My favourite butcher

But on this day my husband was with me for some reason when I needed to go to the Post Office for some stamps. I said what I wanted, put my letters on the scales, grimaced at the fact that they were slightly heavier than ideal and would cost more than the standard rate….all going well. Now at this point you need to know that it is one of my husband’s most endearing characteristics that he chats easily to complete strangers of all types and on all occasions. If we are out fell walking he doesn’t just say hello or good morning to passing walkers, as most people would. He stops, and, given the slightest encouragement, he’s off. Where we are going, where they are going, by what route, where we live, where they live…..sometimes things progress for so long he gets on to describing our dog’s various medical conditions (she sometimes has to wear a boot on a back paw, so people ask)……..a few jokes added in and we go our separate ways. “What a friendly chap” they think. “His wife was a bit uncommunicative”.
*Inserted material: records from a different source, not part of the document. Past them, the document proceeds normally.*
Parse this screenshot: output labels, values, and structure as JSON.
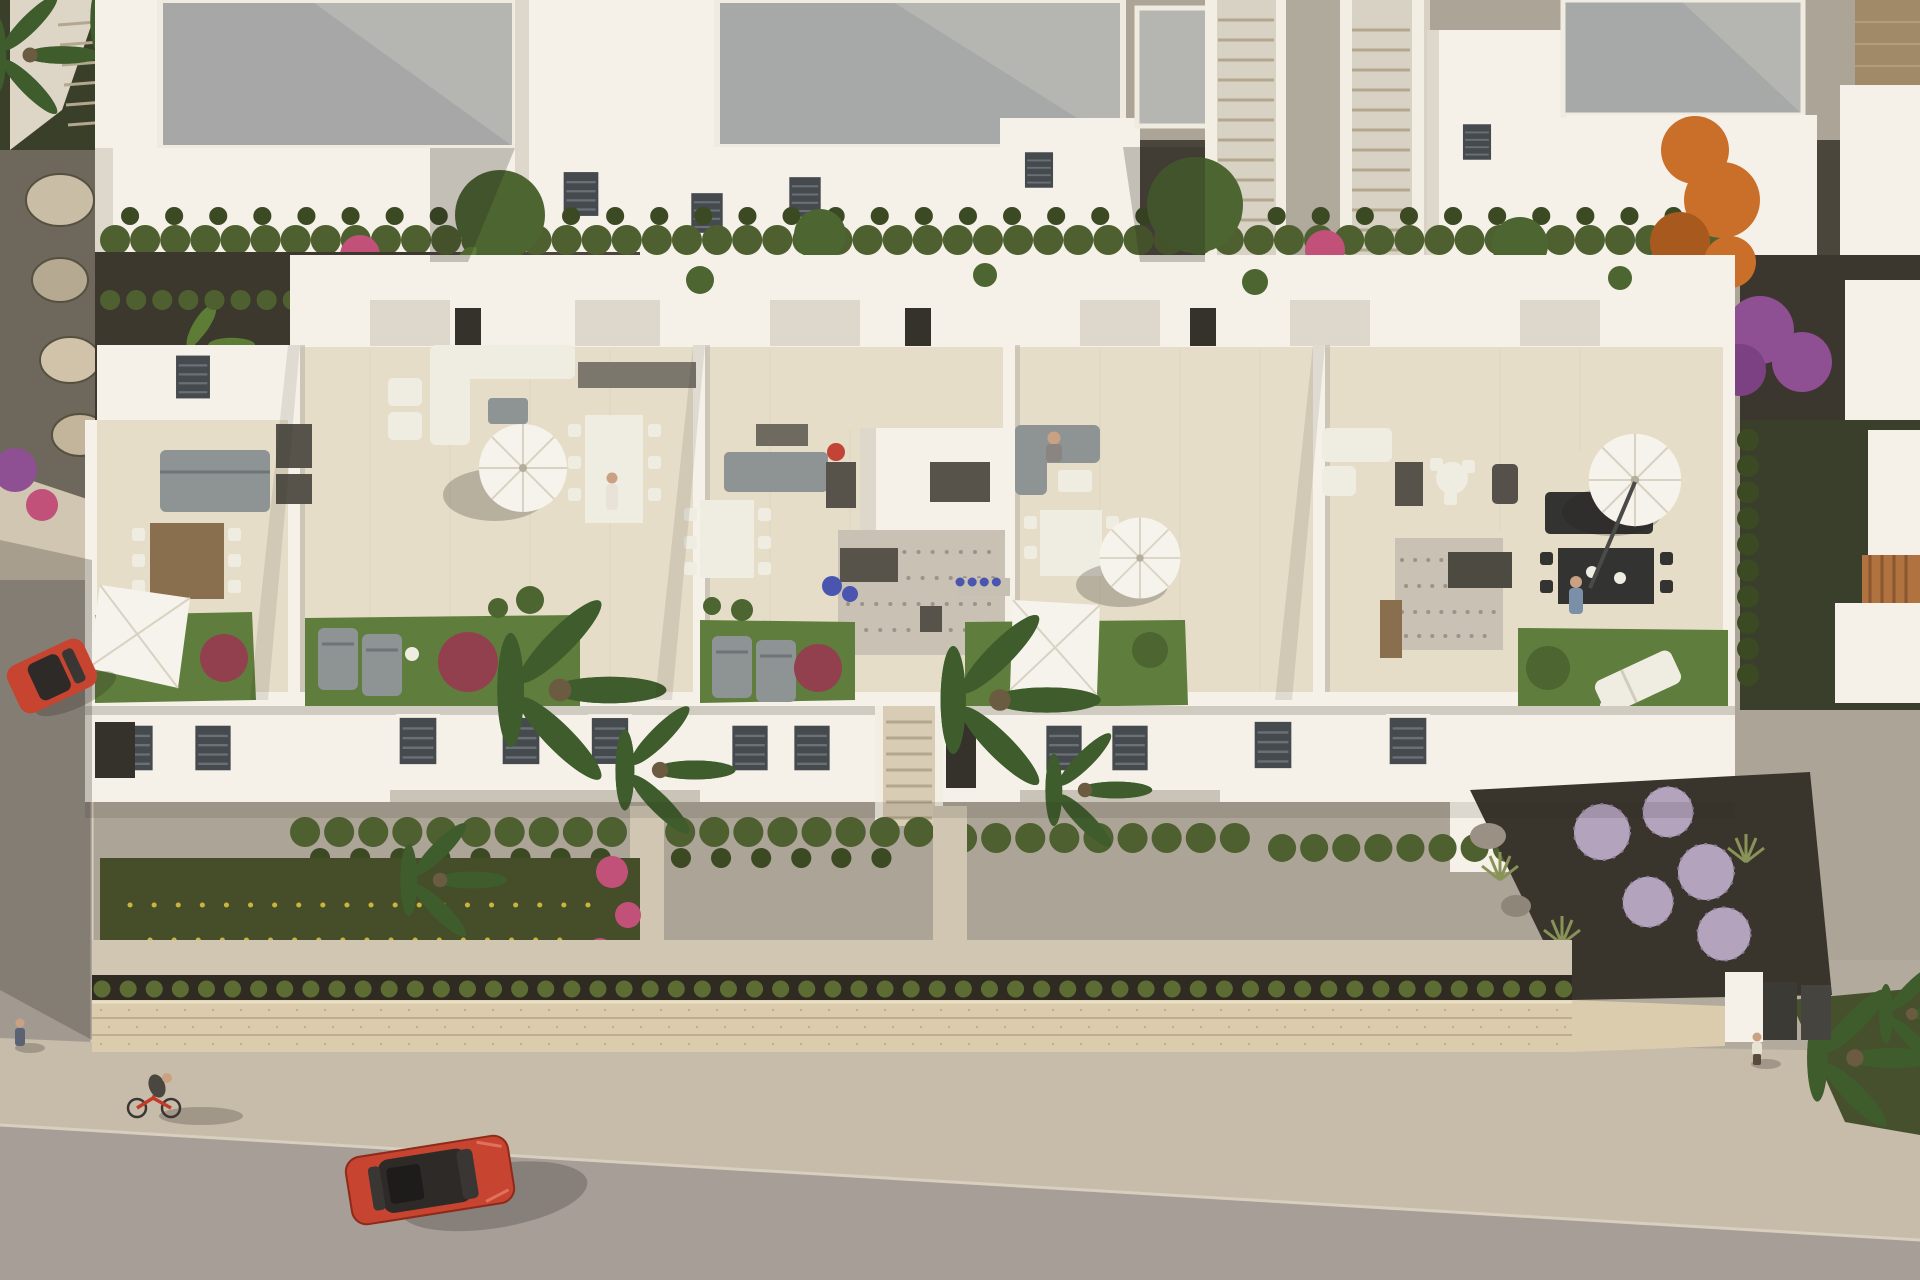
{
  "scene": {
    "description": "Aerial 3D architectural rendering of a modern white townhouse complex with rooftop terraces, gardens, a stone perimeter wall, sidewalk and street",
    "setting": "residential development, late-afternoon sunlight",
    "regions": {
      "top_row": "rear row of white flat-roofed houses separated by gravel alleys with hedges",
      "middle_block": "front row of townhouses seen from above with furnished roof terraces",
      "gardens": "front gardens with palms, hedges and lavender balls",
      "street": "sidewalk, stone retaining wall and asphalt street"
    },
    "objects": {
      "vehicles": [
        "red car driving on street",
        "red car parked on left street"
      ],
      "people": [
        "cyclist on red bicycle",
        "pedestrian on left sidewalk",
        "pedestrian on right sidewalk",
        "person on terrace",
        "person at terrace table"
      ],
      "terrace_items": [
        "gray corner sofas",
        "white dining tables",
        "dark wood dining table",
        "black dining table",
        "round white parasols",
        "square shade sails",
        "sun loungers",
        "lawn patches",
        "gravel patches",
        "planters with flowers"
      ]
    },
    "vegetation": [
      "palm trees",
      "banana plants",
      "cypress hedges",
      "orange autumn tree",
      "purple bougainvillea",
      "pink coral shrubs",
      "lavender balls",
      "red-leaf bushes"
    ]
  },
  "palette": {
    "base": "#b2aa9d",
    "upper": "#aca496",
    "street": "#a69e97",
    "streetLeft": "#a29a90",
    "sidewalk": "#c7bcaa",
    "apron": "#d0c6b2",
    "curb": "#d8cfbf",
    "stoneWall": "#daccad",
    "stoneLine": "#b5a483",
    "soil": "#2f2b23",
    "soilGarden": "#454d29",
    "hedge": "#4f6030",
    "hedgeDark": "#3c4a24",
    "tuft": "#5c6c33",
    "lawn": "#5f7d3c",
    "terrace": "#e6ddc8",
    "terraceShade": "#d2cab7",
    "white": "#f5f1e8",
    "whiteShade": "#ddd8cb",
    "whiteDeep": "#bcb7aa",
    "roof": "#b5b5b1",
    "roofShade": "#94979a",
    "gravel": "#c9c2b4",
    "gravelDot": "#9a948a",
    "boxDark": "#57534a",
    "furnGray": "#8e9394",
    "furnWhite": "#efece2",
    "wood": "#8a6f4e",
    "blackFurn": "#333332",
    "umbrella": "#f6f3ec",
    "umbSeam": "#d9d2c2",
    "treeGreen": "#4c6531",
    "palmGreen": "#3f5c2c",
    "banana": "#5d7c35",
    "orangeTree": "#c96f2a",
    "purpleFlower": "#8e4f93",
    "pinkFlower": "#c2517a",
    "redBush": "#93404e",
    "blueFlower": "#4a55b0",
    "lavender": "#b3a3bd",
    "carRed": "#c64430",
    "carGlass": "#2e2a27",
    "skin": "#caa183",
    "stepLine": "#b3a78e",
    "railWhite": "#f2eee4",
    "doorDark": "#35322c",
    "shadow": "rgba(38,35,30,0.24)",
    "tileLine": "#d6cdb8"
  }
}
So, back to the post office. I’m being served quite swimmingly and my husband makes some quick quip to the person serving me, which I missed of course. She replies and they start laughing. Then the other person serving (it’s a counter in a corner shop – they aren’t behind screens) says something else, then someone else in the queue joins in and they are all laughing. Funny quips pinging backwards and forwards. It was lovely, but goodness knows what it was about. Experience tells that asking for a lip readable running commentary on a quick joke is the road to madness, it just doesn’t translate.

So, a forgotten thing. How other people shop…….



2 thoughts on “Forgotten Shopping

  1. A little sad. So I need to remind you of our shared mis-hearing jokes that the hearie-eared folk don’t get. Although I can’t remember the situation, I remember the punch line…badgers not badges! I’m chuckling right now.

    1. Hi Fiona. Good feedback. I wasn’t feeling sad when I wrote it so this blog obviously needs more humour. I can’t remember what led to the badger/badges confusion either but I do remember laughing till my sides ached. Keep them coming. Vera.